Socialist prime minister Lionel Jospin had already taken up the issue in a November 1998 speech, insisting that the fusillés pour l’exemple should be ‘re-integrated into the collective national memory’. Yet legislative moves in this direction failed under Parti Socialiste governments in both 2001 and 2015-16. Opponents of such a measure often cited individual cases where soldiers had been convicted of crimes including rape and murder.

This changed in recent years thanks to the work of army historians who distinguished the reasons for which men had been sentenced. This, in turn, produced a list of men who had been executed for offenses such as alleged self-mutilation, refusal of orders or ‘cowardice faced with the enemy’. It was these soldiers who were rehabilitated by the National Assembly’s vote this January: victims of what Jospin called a ‘discipline whose harshness was equalled only by the harshness of combat itself’.

Mutineers?

Five months after François Laurent’s execution, tiny Souain-Perthes-lès-Hurlus was the scene of another of the most infamous cases of men being ‘shot as an example’. On 10 March 1915, the 21st company of the 336th infantry division were ordered to mount a bayonet charge against the German positions just north of the village.

The heaped remains of dead comrades starkly counselled against a further rush toward enemy fire, and the men refused to go ahead. Six corporals and eighteen privates were selected almost at random, as a ‘representative’ sample of the men who ought to have gone over the top.

During the interrogation, one of the defendants, Théophile Maupas, protested that ‘Anyone who went over was literally bound to be mowed down—by the German machine gun fire, or by our own.’ He, along with the three other corporals known to have heard the orders, were sentenced to death and executed in front of the other men.

The case of these corporals is illustrative of how discipline was enforced, with an unfortunate few plucked out for exemplary punishment that would sow terror among many others. After the war, Maupas’s case became doubly symbolic, as his widow Blanche began a fifteen-year campaign to rehabilitate him—ultimately receiving a symbolic one franc in compensation. She told her story in her 1934 book Le Fusillé [‘The Shot Man’], also inspiring Humphrey Cobb’s Paths of Glory, later adapted as a Hollywood film starring Kirk Douglas.

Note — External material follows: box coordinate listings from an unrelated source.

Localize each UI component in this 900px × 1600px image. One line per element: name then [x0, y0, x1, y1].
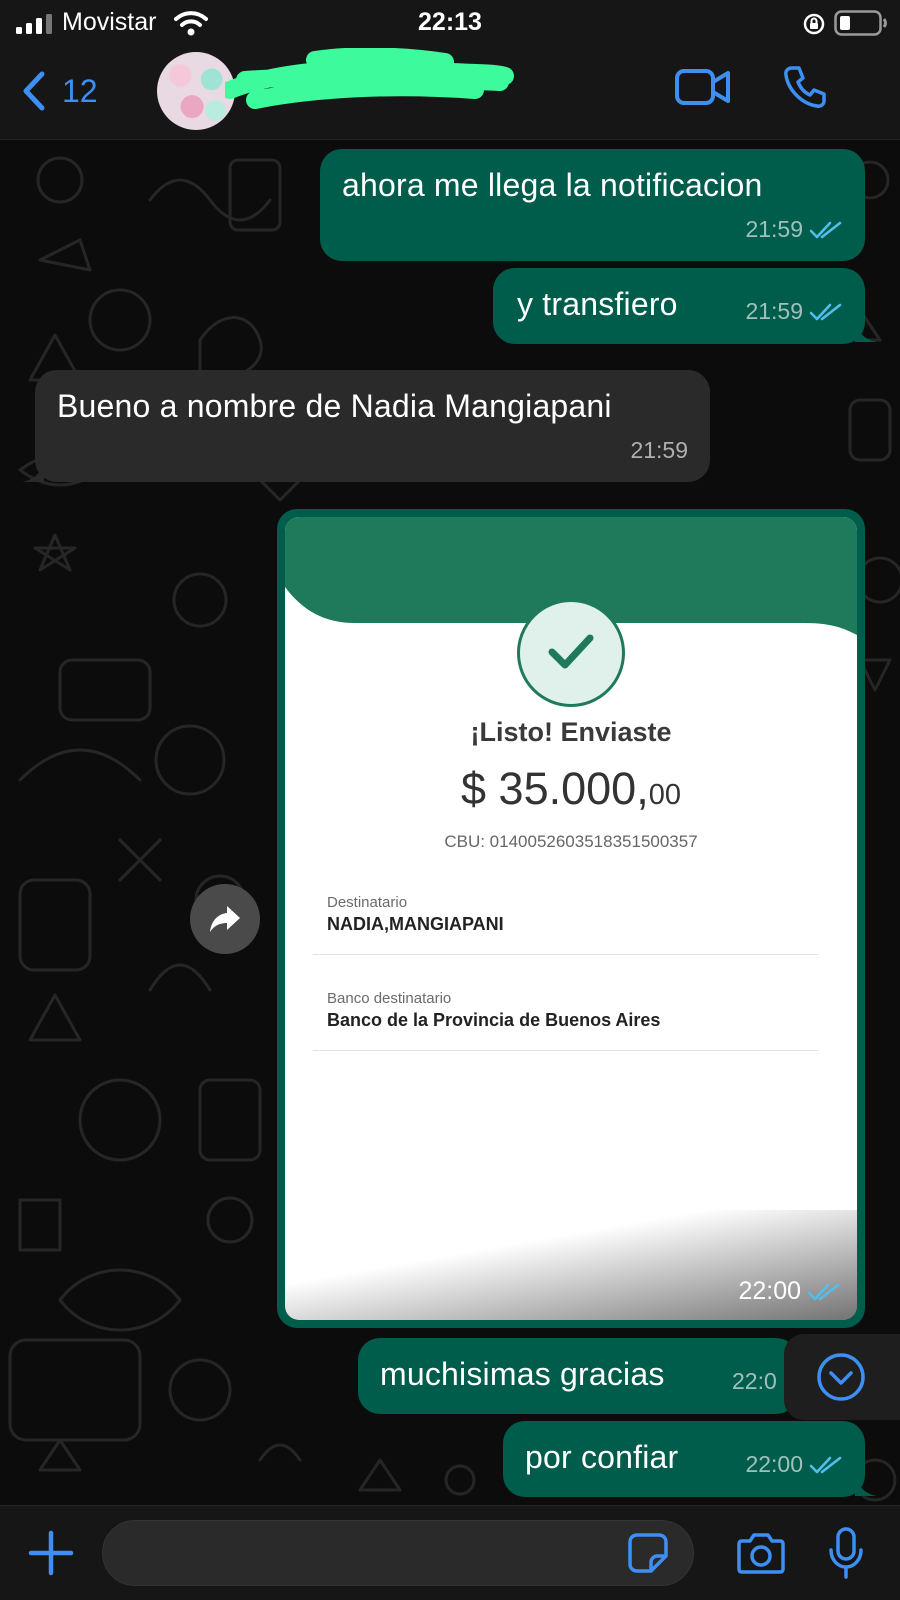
- voice-call-button[interactable]: [782, 64, 828, 115]
- sticker-button[interactable]: [627, 1532, 669, 1579]
- outgoing-image-message[interactable]: ¡Listo! Enviaste $ 35.000,00 CBU: 014005…: [277, 509, 865, 1328]
- sticker-icon: [628, 1533, 668, 1573]
- back-button[interactable]: 12: [22, 66, 98, 116]
- clock-time: 22:13: [418, 8, 482, 36]
- video-camera-icon: [675, 69, 730, 105]
- video-call-button[interactable]: [674, 66, 732, 113]
- forward-arrow-icon: [210, 906, 240, 932]
- message-composer: [0, 1505, 900, 1600]
- message-meta: 21:59: [745, 216, 843, 243]
- contact-avatar[interactable]: [157, 52, 235, 130]
- attach-button[interactable]: [28, 1530, 74, 1581]
- receipt-title: ¡Listo! Enviaste: [470, 717, 672, 747]
- message-meta: 21:59: [745, 298, 843, 325]
- voice-message-button[interactable]: [828, 1526, 864, 1585]
- incoming-message[interactable]: Bueno a nombre de Nadia Mangiapani 21:59: [35, 370, 710, 482]
- bank-value: Banco de la Provincia de Buenos Aires: [327, 1010, 661, 1030]
- message-meta: 22:00: [738, 1277, 841, 1306]
- outgoing-message[interactable]: muchisimas gracias 22:0: [358, 1338, 798, 1414]
- chat-header: 12 V: [0, 46, 900, 140]
- receipt-amount: $ 35.000,00: [285, 763, 857, 815]
- amount-main: $ 35.000,: [461, 763, 649, 814]
- amount-cents: 00: [648, 779, 681, 811]
- checkmark-icon: [548, 634, 594, 669]
- microphone-icon: [829, 1527, 863, 1579]
- bubble-tail: [22, 460, 44, 482]
- double-check-read-icon: [807, 1283, 840, 1300]
- double-check-read-icon: [809, 221, 842, 238]
- message-text: ahora me llega la notificacion: [342, 167, 763, 203]
- outgoing-message[interactable]: por confiar 22:00: [503, 1421, 865, 1497]
- unread-count: 12: [62, 72, 98, 109]
- message-time: 22:00: [738, 1277, 801, 1305]
- double-check-read-icon: [809, 1456, 842, 1473]
- message-input[interactable]: [102, 1520, 694, 1586]
- scroll-to-bottom-button[interactable]: [784, 1334, 900, 1420]
- message-meta: 22:0: [732, 1368, 777, 1395]
- redaction-scribble: [225, 48, 514, 109]
- phone-icon: [784, 66, 826, 108]
- divider: [313, 954, 819, 955]
- message-text: muchisimas gracias: [380, 1356, 665, 1392]
- message-time: 21:59: [745, 216, 803, 242]
- plus-icon: [28, 1530, 74, 1576]
- message-time: 22:00: [745, 1451, 803, 1477]
- outgoing-message[interactable]: y transfiero 21:59: [493, 268, 865, 344]
- double-check-read-icon: [809, 303, 842, 320]
- camera-button[interactable]: [736, 1532, 786, 1579]
- recipient-value: NADIA,MANGIAPANI: [327, 914, 504, 934]
- battery-icon: [834, 10, 887, 36]
- bubble-tail: [855, 320, 877, 342]
- message-meta: 22:00: [745, 1451, 843, 1478]
- forward-button[interactable]: [190, 884, 260, 954]
- receipt-cbu: CBU: 0140052603518351500357: [444, 832, 698, 851]
- bubble-tail: [855, 1474, 877, 1496]
- message-meta: 21:59: [630, 437, 688, 464]
- camera-icon: [737, 1533, 785, 1574]
- bank-label: Banco destinatario: [327, 990, 452, 1007]
- transfer-receipt-image[interactable]: ¡Listo! Enviaste $ 35.000,00 CBU: 014005…: [285, 517, 857, 1320]
- recipient-label: Destinatario: [327, 894, 408, 911]
- status-bar: Movistar 22:13: [0, 0, 900, 46]
- message-text: por confiar: [525, 1439, 679, 1475]
- message-text: Bueno a nombre de Nadia Mangiapani: [57, 388, 612, 424]
- orientation-lock-icon: [803, 13, 825, 35]
- message-time: 21:59: [630, 437, 688, 463]
- chevron-left-icon: [23, 71, 45, 111]
- message-time: 22:0: [732, 1368, 777, 1394]
- message-text: y transfiero: [517, 286, 678, 322]
- outgoing-message[interactable]: ahora me llega la notificacion 21:59: [320, 149, 865, 261]
- message-time: 21:59: [745, 298, 803, 324]
- divider: [313, 1050, 819, 1051]
- success-check-badge: [517, 599, 625, 707]
- chevron-down-circle-icon: [817, 1353, 865, 1401]
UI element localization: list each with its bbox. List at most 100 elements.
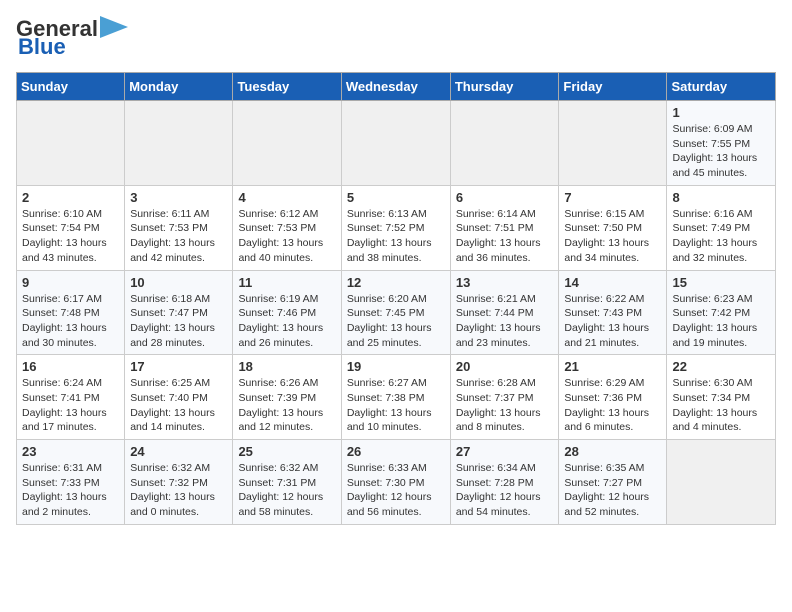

The fact that troops ‘shot as an example’ were often unwilling or unable to fight means that they are often counted among the mutineers of World War I. Yet such a reading conflates—often ill-founded—accusations of indiscipline with a more strongly politicised idea of soldier revolt drawn from the mutinies that spread across the Western Front in spring 1917, when a deeper crisis of morale gripped the French war effort. Ironically, by this point the fast-track justice of the initial war years had already been largely phased out. Lachaud tells me:

There were 40,000 to 60,000 mutineers, but there were only thirty or so people shot for mutiny. Mutineers were only a minority of the men who were executed as an ‘example’. Already in 1916, the military justice system had been reformed, with president Poincaré regaining the ability to commute capital cases, and he did so ninety percent of the time. Most of the men executed before then would likely have been reprieved, had only they been judged by these standards.

Upon the centenary, even official memorialisation made space for the executed men, telling a story of PTSD and the horror of the trenches rather than just glorifying the cause in which troops fought. In November 2014, deputy armed forces minister Kader Adif opened a space at Paris’s Les Invalides army museum devoted to the 639 men ‘shot as an example’.

Some historians denounced an undue ‘politicisation’ of the past by the center-left government of the day, insufficiently devoted to honouring France’s victory. Yet the National Assembly vote this January is also a way of freeing the victims’ memory from the war fervour of their own time. They died neither for France nor as traitors against it, but as victims of an inhuman system of repression.